然后,他重新闭上了眼睛。
仿佛胸口上多了一只鸟,只是一件无足轻重、甚至不值得他浪费言语去评价的小事。
他的呼吸很快再次变得均匀悠长,仿佛真的重新陷入了睡眠。
只有那只放在扶手上的手,指节几不可察地微微动了一下。
棕鸺鹠(卢耳麦)依旧僵立在原处,小小的身体感受着身下规律的起伏。
它不明白这意味着什么,是默许?是轻视?
还是另一种形式的、更令人不安的掌控?
它不敢再动,也不敢飞走,就那样站在敌人的心脏上方,在寂静与黑暗中,度过了一段无比漫长的时间。
晨光取代了壁炉的余烬,将房间染上一层灰白。
格林德沃睁开眼,异色的瞳孔清晰冷静,没有丝毫睡意。
他第一眼看到的,就是依旧蹲在他胸膛上的那只棕鸺鹠。
小鸟竟也一夜未眠,金色的圆瞳一眨不眨,正直勾勾地看着他,里面空荡荡的,什么情绪也没有,像两粒玻璃珠子。
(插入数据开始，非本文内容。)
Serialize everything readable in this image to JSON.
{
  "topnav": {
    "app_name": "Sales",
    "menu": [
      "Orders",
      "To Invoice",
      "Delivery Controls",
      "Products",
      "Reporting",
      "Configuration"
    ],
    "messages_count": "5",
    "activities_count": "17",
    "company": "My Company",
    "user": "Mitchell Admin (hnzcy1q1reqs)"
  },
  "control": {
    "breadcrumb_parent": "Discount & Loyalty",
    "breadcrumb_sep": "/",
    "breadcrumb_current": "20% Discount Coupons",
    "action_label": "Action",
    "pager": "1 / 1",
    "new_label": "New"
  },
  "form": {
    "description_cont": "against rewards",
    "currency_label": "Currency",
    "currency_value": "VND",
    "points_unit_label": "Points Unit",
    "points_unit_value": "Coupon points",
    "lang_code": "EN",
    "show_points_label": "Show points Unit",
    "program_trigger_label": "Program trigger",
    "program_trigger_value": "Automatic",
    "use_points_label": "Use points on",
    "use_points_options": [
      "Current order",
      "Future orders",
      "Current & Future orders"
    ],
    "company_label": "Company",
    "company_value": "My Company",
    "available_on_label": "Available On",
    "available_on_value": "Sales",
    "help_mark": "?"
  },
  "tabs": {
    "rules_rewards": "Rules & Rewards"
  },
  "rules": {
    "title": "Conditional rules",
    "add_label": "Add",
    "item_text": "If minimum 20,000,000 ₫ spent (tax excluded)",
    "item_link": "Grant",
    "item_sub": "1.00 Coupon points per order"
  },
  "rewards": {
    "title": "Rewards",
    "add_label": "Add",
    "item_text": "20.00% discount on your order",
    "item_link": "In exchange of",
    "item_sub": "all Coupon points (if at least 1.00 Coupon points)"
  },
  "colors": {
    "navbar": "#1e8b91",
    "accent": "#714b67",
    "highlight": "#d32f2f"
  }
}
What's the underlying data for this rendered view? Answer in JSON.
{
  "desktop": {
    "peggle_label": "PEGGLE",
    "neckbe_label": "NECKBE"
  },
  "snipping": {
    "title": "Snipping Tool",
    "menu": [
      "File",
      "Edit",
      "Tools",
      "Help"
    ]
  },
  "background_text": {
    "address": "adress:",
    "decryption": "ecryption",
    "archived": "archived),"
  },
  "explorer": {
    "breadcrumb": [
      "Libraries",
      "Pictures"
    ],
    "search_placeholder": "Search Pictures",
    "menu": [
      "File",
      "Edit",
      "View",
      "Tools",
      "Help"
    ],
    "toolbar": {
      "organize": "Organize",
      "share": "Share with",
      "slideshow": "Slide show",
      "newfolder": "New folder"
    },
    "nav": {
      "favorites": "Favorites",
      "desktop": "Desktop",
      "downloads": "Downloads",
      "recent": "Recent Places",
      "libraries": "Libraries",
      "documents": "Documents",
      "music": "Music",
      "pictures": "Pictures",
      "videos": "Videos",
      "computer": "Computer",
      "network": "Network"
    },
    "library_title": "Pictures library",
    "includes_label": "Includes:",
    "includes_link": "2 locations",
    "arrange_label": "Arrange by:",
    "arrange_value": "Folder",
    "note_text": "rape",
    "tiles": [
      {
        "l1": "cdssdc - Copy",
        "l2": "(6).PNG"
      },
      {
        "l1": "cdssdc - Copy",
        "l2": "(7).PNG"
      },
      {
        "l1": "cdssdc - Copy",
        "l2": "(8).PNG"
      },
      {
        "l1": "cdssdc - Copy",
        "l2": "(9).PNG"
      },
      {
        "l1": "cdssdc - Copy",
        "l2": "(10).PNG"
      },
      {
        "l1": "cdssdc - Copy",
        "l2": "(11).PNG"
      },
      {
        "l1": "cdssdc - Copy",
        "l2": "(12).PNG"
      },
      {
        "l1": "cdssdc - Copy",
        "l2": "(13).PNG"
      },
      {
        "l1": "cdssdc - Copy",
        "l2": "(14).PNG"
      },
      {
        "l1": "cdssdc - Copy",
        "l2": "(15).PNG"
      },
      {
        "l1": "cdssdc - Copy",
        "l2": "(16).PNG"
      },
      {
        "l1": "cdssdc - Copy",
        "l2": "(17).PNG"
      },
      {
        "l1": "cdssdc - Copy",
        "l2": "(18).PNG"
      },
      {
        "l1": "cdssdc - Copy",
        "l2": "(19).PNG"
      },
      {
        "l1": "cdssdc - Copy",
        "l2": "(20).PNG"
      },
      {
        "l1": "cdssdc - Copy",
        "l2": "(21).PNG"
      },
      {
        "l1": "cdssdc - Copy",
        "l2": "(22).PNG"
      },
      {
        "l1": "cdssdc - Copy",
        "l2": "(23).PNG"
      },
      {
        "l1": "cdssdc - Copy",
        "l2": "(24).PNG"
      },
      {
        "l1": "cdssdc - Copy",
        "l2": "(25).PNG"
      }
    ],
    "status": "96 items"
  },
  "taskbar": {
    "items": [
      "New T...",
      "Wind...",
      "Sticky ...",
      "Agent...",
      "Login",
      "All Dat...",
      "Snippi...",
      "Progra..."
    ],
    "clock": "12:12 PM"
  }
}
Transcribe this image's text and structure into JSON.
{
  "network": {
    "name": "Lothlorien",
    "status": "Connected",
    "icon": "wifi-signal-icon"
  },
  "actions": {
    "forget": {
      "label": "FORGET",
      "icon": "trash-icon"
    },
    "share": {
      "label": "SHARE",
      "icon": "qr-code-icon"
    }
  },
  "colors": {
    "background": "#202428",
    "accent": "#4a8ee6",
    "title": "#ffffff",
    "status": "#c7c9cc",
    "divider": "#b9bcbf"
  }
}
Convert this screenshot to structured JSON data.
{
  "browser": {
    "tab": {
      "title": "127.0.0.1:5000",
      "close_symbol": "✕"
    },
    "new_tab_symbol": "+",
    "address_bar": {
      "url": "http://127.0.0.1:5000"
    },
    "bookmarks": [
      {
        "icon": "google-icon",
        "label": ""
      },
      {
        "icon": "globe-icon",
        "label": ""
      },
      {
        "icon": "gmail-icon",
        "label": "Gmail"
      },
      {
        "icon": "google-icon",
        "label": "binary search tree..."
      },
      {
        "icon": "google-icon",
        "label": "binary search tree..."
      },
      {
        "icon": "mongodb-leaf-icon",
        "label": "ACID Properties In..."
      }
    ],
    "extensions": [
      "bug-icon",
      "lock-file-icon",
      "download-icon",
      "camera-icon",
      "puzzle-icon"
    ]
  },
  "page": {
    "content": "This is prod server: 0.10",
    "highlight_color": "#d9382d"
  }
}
格林德沃与它对峙般互看了几秒。他没有动,也没有说话。
然后,他微微动了下肩膀,意图起身。
棕鸺鹠立刻扇动翅膀,轻盈地飞离他的胸膛,落在一旁的扶手顶端,依旧用那种空洞的眼神看着他。
格林德沃坐起身,整理了一下被压出褶皱的前襟。
他的目光扫过扶手上的小鸟。
“去厨房。”他下达指令,声音带着刚醒时的低沉。
棕鸺鹠没有任何迟疑,立刻振翅飞起,精准地穿过门廊,飞向厨房的方向。
格林德沃走到餐桌旁坐下。
没过多久,棕鸺鹠又飞了回来,爪子里抓着一份今早的《预言家日报》,放在他手边。
整个早晨,无论格林德沃发出什么指令——取来某个文件,飞到高处确认窗外某个角落,甚至只是让他停留在某个特定的位置——棕鸺鹠都毫无怨言地立刻执行。
它异常听话,顺从得不可思议。
但自始至终,它没有发出任何一点声音。
没有顺从的鸣叫,没有不满的嘀咕,连翅膀扇动的声音都放到了最轻。
它只是执行,用那双空洞的金色眼睛,沉默地看着一切。
格林德沃处理完手头的事情,靠在椅背上,目光再次落在那只安静得过分的小鸟身上。
它正按照他之前的命令,停在窗棂上,望着外面灰蒙蒙的天空,小小的背影透着一种彻底的放弃。
“看来,我们终于达成了一种……理解。”格林德沃缓缓开口,声音里听不出是满意还是别的什么。
棕鸺鹠没有回头,也没有任何反应,仿佛没听见。
格林德沃并不在意它的沉默。
他伸出手指,在桌面上轻轻敲了敲。
“变回来。”
光芒闪过,卢耳麦出现在窗边,依旧垂着眼,站在那里,像一尊没有生气的雕像。
他还是不说话,等待着下一个命令。
格林德沃看着他这副彻底放弃挣扎,连灵魂都仿佛抽离的样子,嘴角勾起一个极淡的弧度。
“很好。”他评价道,听不出是褒是贬。
卢耳麦的睫毛颤动了一下,仅此而已。